Millions of property tax dollars are being left on the table and thousands of condo units are being delayed as the building approvals process continues to slow.

That is eroding a desperately needed cash flow for municipal coffers and ultimately constraining the supply of housing as condos are delayed from entering the market. This ultimately makes it harder for new-home buyers to find a home in Toronto.

A report launched today by the University of Toronto’s Building Tall Research Group and the Residential Construction Council of Ontario (RESCON) sheds light on this issue. The report, called “Evaluation of Tall Building Construction Permitting Process in Toronto,” looks at the Official Plan and/or zoning bylaw amendment approval process of 174 new condo projects in Toronto between 2006 and 2016. It found that the time to complete the approvals process has more than doubled in the past 10 years. Some of the other findings include:

  • A nine-month approvals target, as outlined in the Toronto Development Guide, actually took nearly 3.5 years on average in 2016.
  • 42% of condo applications that successfully appealed to the Ontario Municipal Board (OMB) from 2006 to 2016 indicated that “failure of the City to announce a decision” compelled an OMB appeal – adding more cost and time than a City Council decision.
  • As projects starts are delayed, the City misses out on the collection of potential property tax revenues. The study notes that a hypothetical 50-storey condo with 500 units (with an average unit cost of $470,000, according to Business Canada 2016 figures) would generate about $3,200 of property tax per unit – or $1.6 million per building in just one year. With an approvals delay of almost three years, that would represent about $5 million in lost property tax revenue for the City.

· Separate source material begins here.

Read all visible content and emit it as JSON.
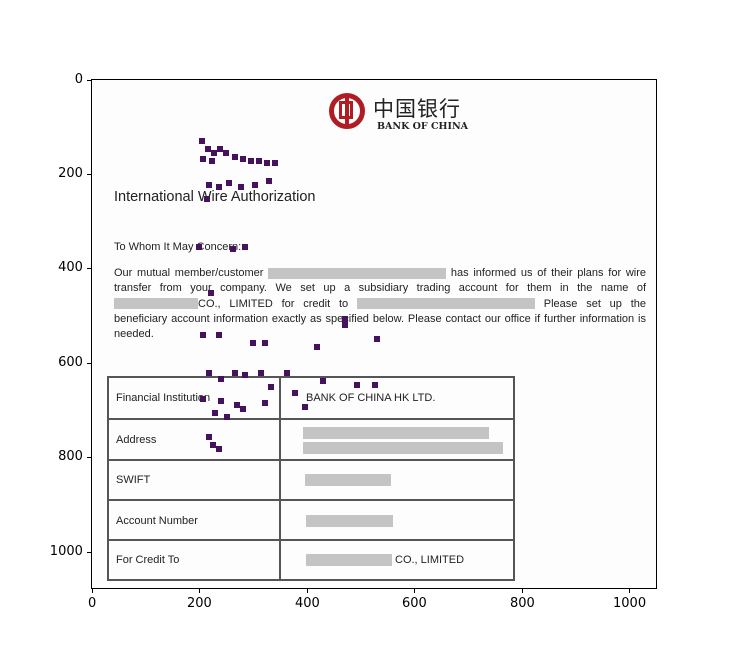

“As Toronto’s population grows, the city has no choice but to build skyward with condominiums. However, our research shows that, over time, it is taking longer to get condo projects approved within the City of Toronto’s numerous policy and regulatory controls,” says Dr. Arash Shahi, research manager of Building Tall and a post-doctoral fellow at U of T’s Department of Civil Engineering. “These delays have slowed down the supply of new units coming to market and resulted in lost revenue for the City.”

Prof. Brenda McCabe, director of Building Tall, adds: “This growing trend deserves further analysis.”

Paul De Berardis, M.Eng., P.Eng., RESCON’s director of building science and innovation says: “The drawn-out approvals process and lack of a predictable timeline foster uncertainty and risk for a condo development project. The current process throttles the supply of new units and ultimately costs homebuyers. There is no better time than now for reform after the recent launch of Ontario’s Fair Housing Plan, which seeks to increase housing supply and streamline the development approvals process.”

The report was officially released today in Vancouver at the CSCE Annual Conference Annual General Meeting, “Leadership in Sustainable Infrastructure.”